Сердце тьмы - стр. 40
В этом волшебном потоке красивых фраз не было ни намека на практические советы, если не считать методическим руководством карандашную приписку в конце последней страницы, сделанную, по всей видимости, уже гораздо позже и дрожащей рукой. Слова были очень просты – и после столь душеспасительных фраз, взывающих к лучшим альтруистическим чувствам читателя, особенно ослепительны и страшны, как внезапная вспышка молнии на ясном небе: «Всех дикарей – истребить!» Любопытно, что сам Куртц об этом ценном постскриптуме начисто забыл и впоследствии не раз просил меня позаботиться о его «памфлете», как он его называл, поскольку в будущем сей труд помог бы ему сделать карьеру. Куртц подробно посвятил меня в свои дела, и мне пришлось позаботиться не только о докладе, но и о добром имени автора. Для этого я сделал достаточно и обрел неоспоримое право навсегда отправить имя Куртца и его «памфлет» на покой, в помойку прогресса, к остальному мусору и, так сказать, дохлым кошкам цивилизации. Но выбор не за мной. Куртца не забудут. Уж кем-кем, а заурядной личностью его не назовешь. Он внушал первобытным душам такой страх – или обожание, – что они готовы были совершать ужасные колдовские обряды в его честь; мелкие души пилигримов он наполнял недобрыми предчувствиями; он успел обзавестись как минимум одним верным другом и завоевать по крайней мере одну добрую человеческую душу, которую не испортила корысть и в которой не было ничего первобытного. Нет, я не могу его забыть, но и не готов утверждать, что он стоил той единственной жизни, которую мы потеряли по дороге. Я невыносимо тоскую по своему рулевому – и начал тосковать еще тогда, когда его труп лежал на полу рубки. Вероятно, вам покажется странным мое горе по какому-то дикарю – жизнь его была подобна песчинке в черной Сахаре. Видите ли, он все-таки что-то делал: вел мое судно. На протяжении месяцев он был моим помощником, моим орудием. Мы были своего рода напарники. Он вел мое судно, а я подмечал его изъяны, и вот между нами родилась едва ощутимая связь, которую я увидел лишь после того, как она оборвалась. Его предсмертный взгляд, глубина которого так меня поразила, по сей день жив в моей памяти – словно в последний и самый важный миг мы признали друг в друге дальнее родство.

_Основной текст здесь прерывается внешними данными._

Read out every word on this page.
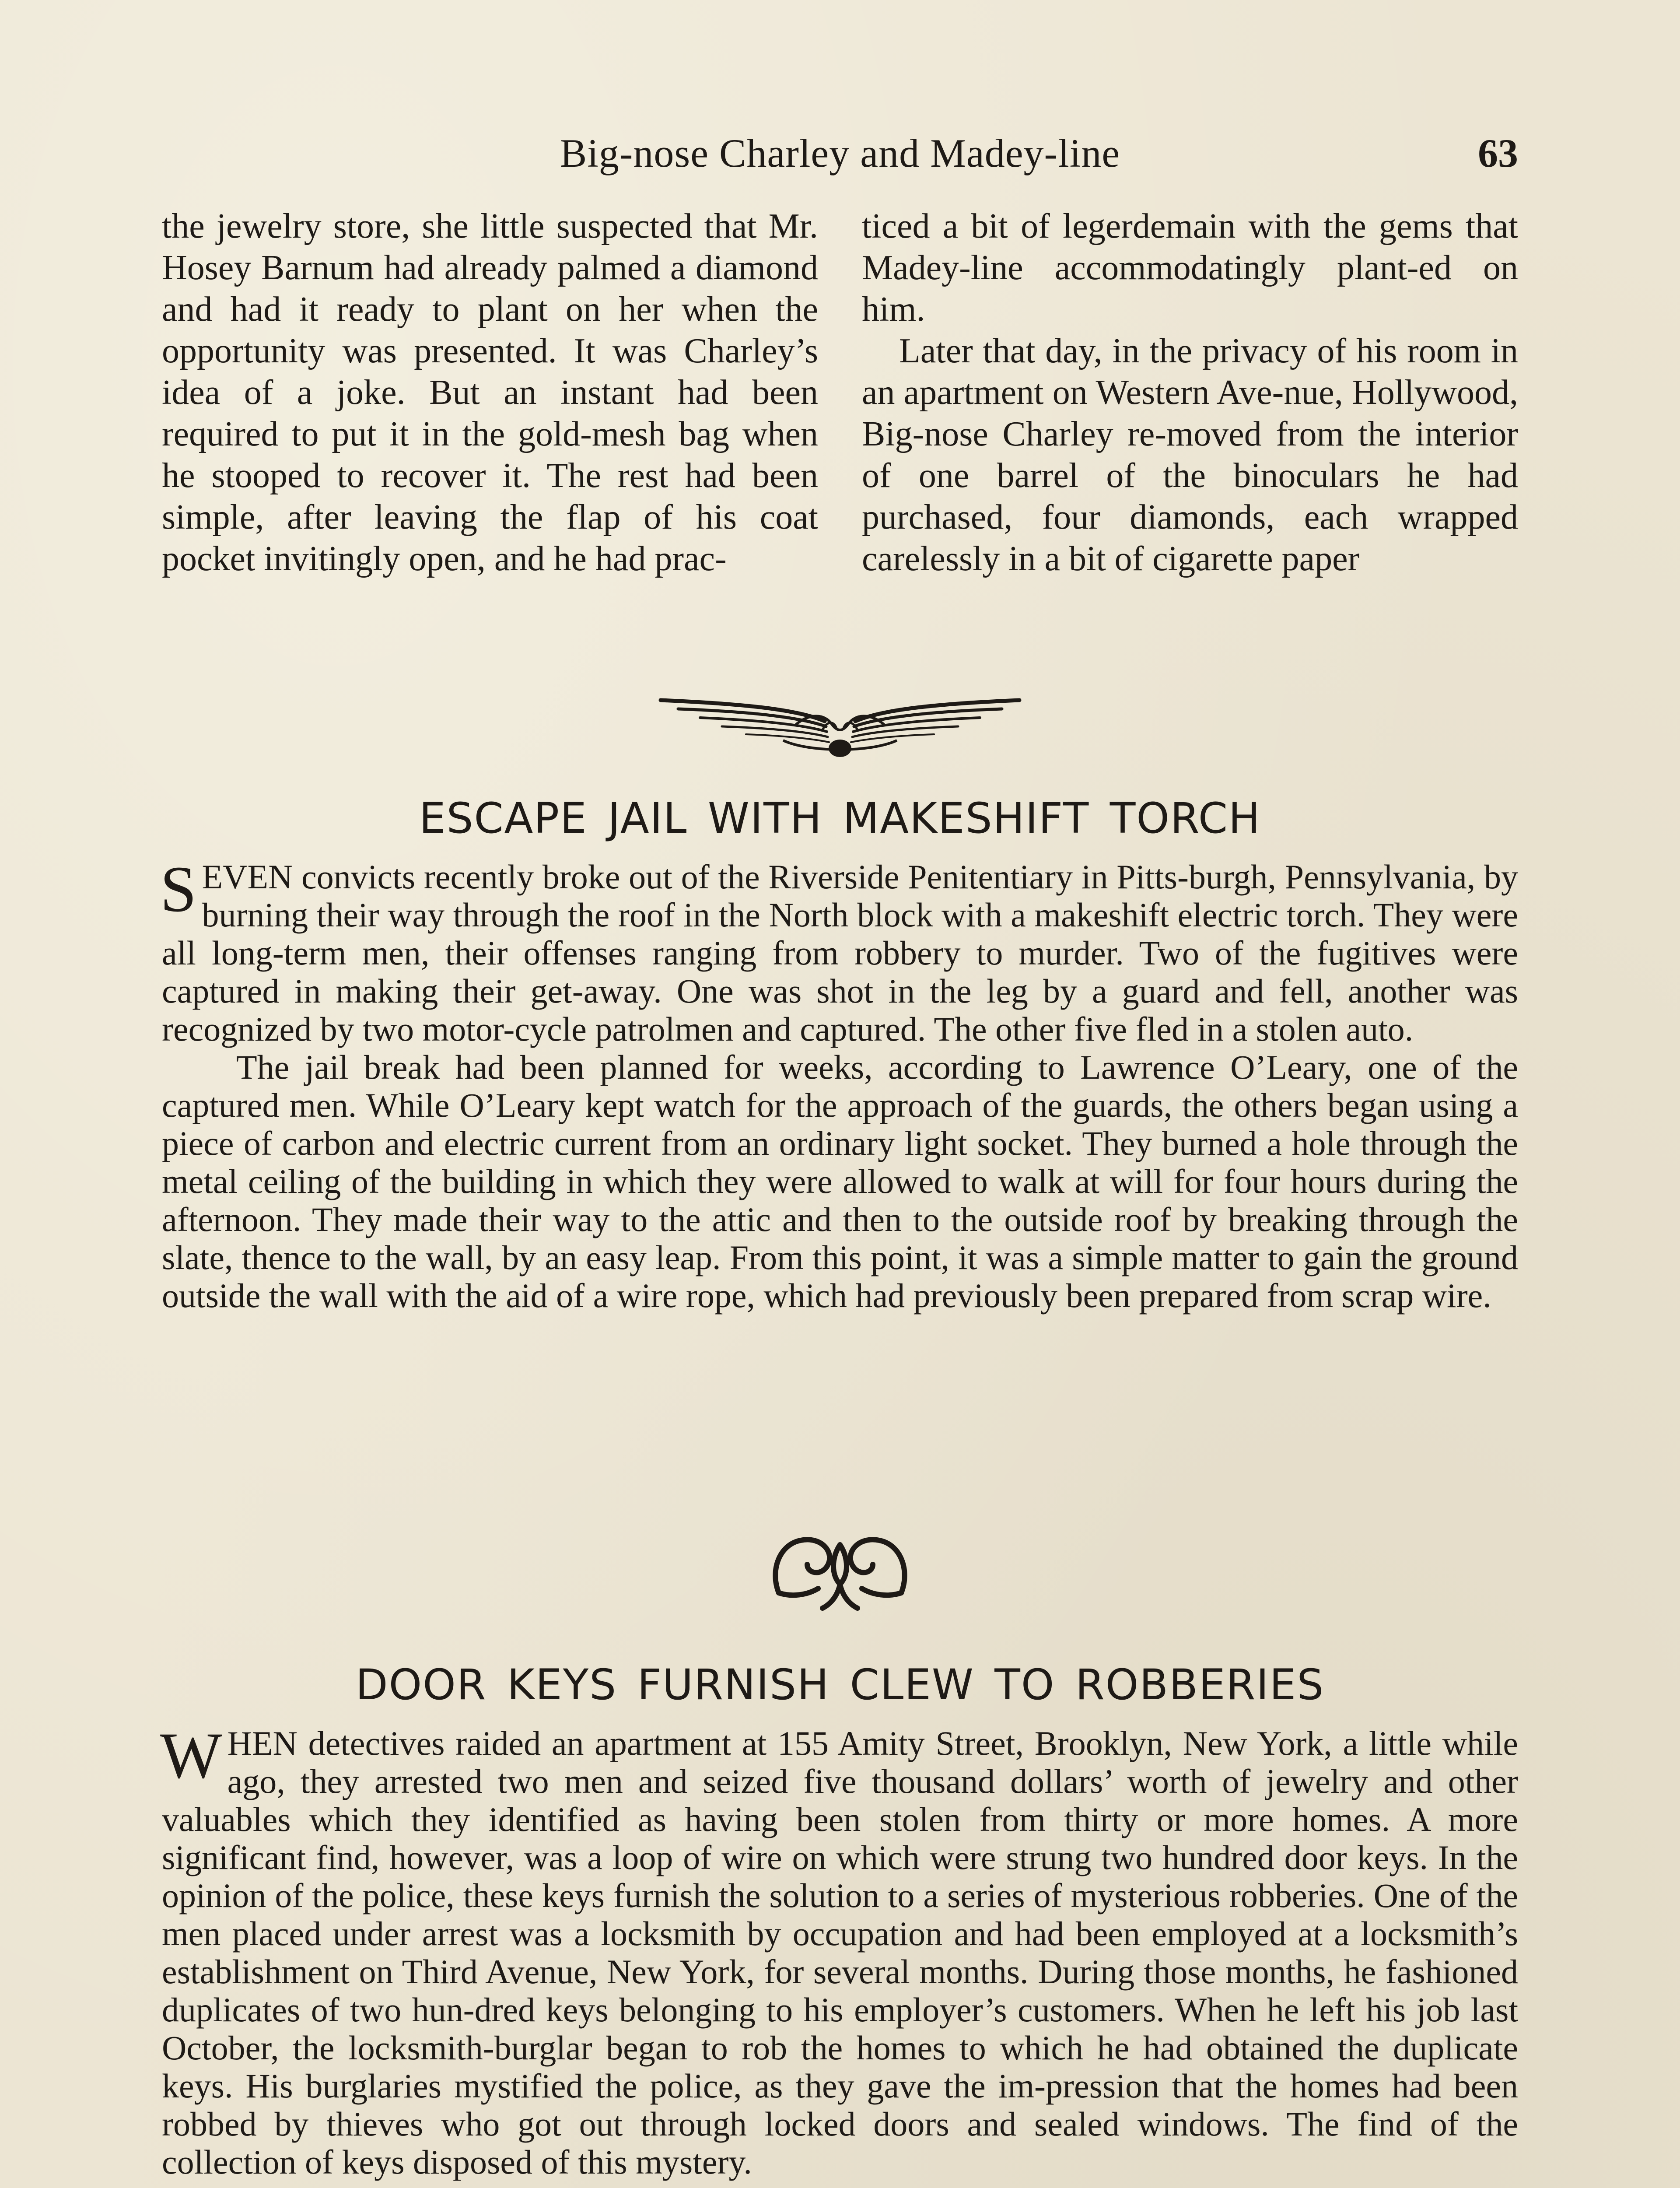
Big-nose Charley and Madey-line	63

the jewelry store, she little suspected that Mr. Hosey Barnum had already palmed a diamond and had it ready to plant on her when the opportunity was presented. It was Charley’s idea of a joke. But an instant had been required to put it in the gold-mesh bag when he stooped to recover it. The rest had been simple, after leaving the flap of his coat pocket invitingly open, and he had prac-

ticed a bit of legerdemain with the gems that Madey-line accommodatingly plant-ed on him.

Later that day, in the privacy of his room in an apartment on Western Ave-nue, Hollywood, Big-nose Charley re-moved from the interior of one barrel of the binoculars he had purchased, four diamonds, each wrapped carelessly in a bit of cigarette paper

ESCAPE JAIL WITH MAKESHIFT TORCH

SEVEN convicts recently broke out of the Riverside Penitentiary in Pitts-burgh, Pennsylvania, by burning their way through the roof in the North block with a makeshift electric torch. They were all long-term men, their offenses ranging from robbery to murder. Two of the fugitives were captured in making their get-away. One was shot in the leg by a guard and fell, another was recognized by two motor-cycle patrolmen and captured. The other five fled in a stolen auto.

The jail break had been planned for weeks, according to Lawrence O’Leary, one of the captured men. While O’Leary kept watch for the approach of the guards, the others began using a piece of carbon and electric current from an ordinary light socket. They burned a hole through the metal ceiling of the building in which they were allowed to walk at will for four hours during the afternoon. They made their way to the attic and then to the outside roof by breaking through the slate, thence to the wall, by an easy leap. From this point, it was a simple matter to gain the ground outside the wall with the aid of a wire rope, which had previously been prepared from scrap wire.

DOOR KEYS FURNISH CLEW TO ROBBERIES

WHEN detectives raided an apartment at 155 Amity Street, Brooklyn, New York, a little while ago, they arrested two men and seized five thousand dollars’ worth of jewelry and other valuables which they identified as having been stolen from thirty or more homes. A more significant find, however, was a loop of wire on which were strung two hundred door keys. In the opinion of the police, these keys furnish the solution to a series of mysterious robberies. One of the men placed under arrest was a locksmith by occupation and had been employed at a locksmith’s establishment on Third Avenue, New York, for several months. During those months, he fashioned duplicates of two hun-dred keys belonging to his employer’s customers. When he left his job last October, the locksmith-burglar began to rob the homes to which he had obtained the duplicate keys. His burglaries mystified the police, as they gave the im-pression that the homes had been robbed by thieves who got out through locked doors and sealed windows. The find of the collection of keys disposed of this mystery.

Бедняга! Зачем ему понадобилось открывать ставень? Никакого самообладания, никакого – и у Куртца тоже. Он был как тонкое деревце на ветру. Надев сухие тапочки, я вырвал копье из бока рулевого (признаюсь, это действие я совершил, крепко зажмурившись) и вытащил его из рубки. Я прижал его плечи к своей груди, обнял и изо всех сил рванул на себя. Как он был тяжел! Казалось, таких тяжелых людей не бывает на свете. Затем я без лишних церемоний сбросил его за борт. Течение подхватило его будто травинку, тело дважды перевернулось в воде и скрылось из виду. Все пилигримы и начальник тотчас столпились вокруг рубки и принялись трещать, как взбудораженные сороки, обсуждая происшедшее и шепотом порицая мое бессердечное проворство. Понятия не имею, зачем им понадобился труп рулевого. Наверное, они хотели его забальзамировать. А потом я услыхал на палубе совсем другой шепоток – куда более зловещий. Ребят-лесорубов тоже возмутил мой поступок, причем их возмущение я хотя бы мог понять – но не принять, разумеется. Да уж! Пусть лучше моего рулевого сожрут рыбы, чем кто другой, решил я. При жизни рулевым он был второсортным, но после смерти имел все шансы стать первосортной закуской – и, вероятно, причиной серьезных бед. К тому же я хотел поскорее взяться за штурвал – пилигрим в розовой пижаме правил из рук вон плохо.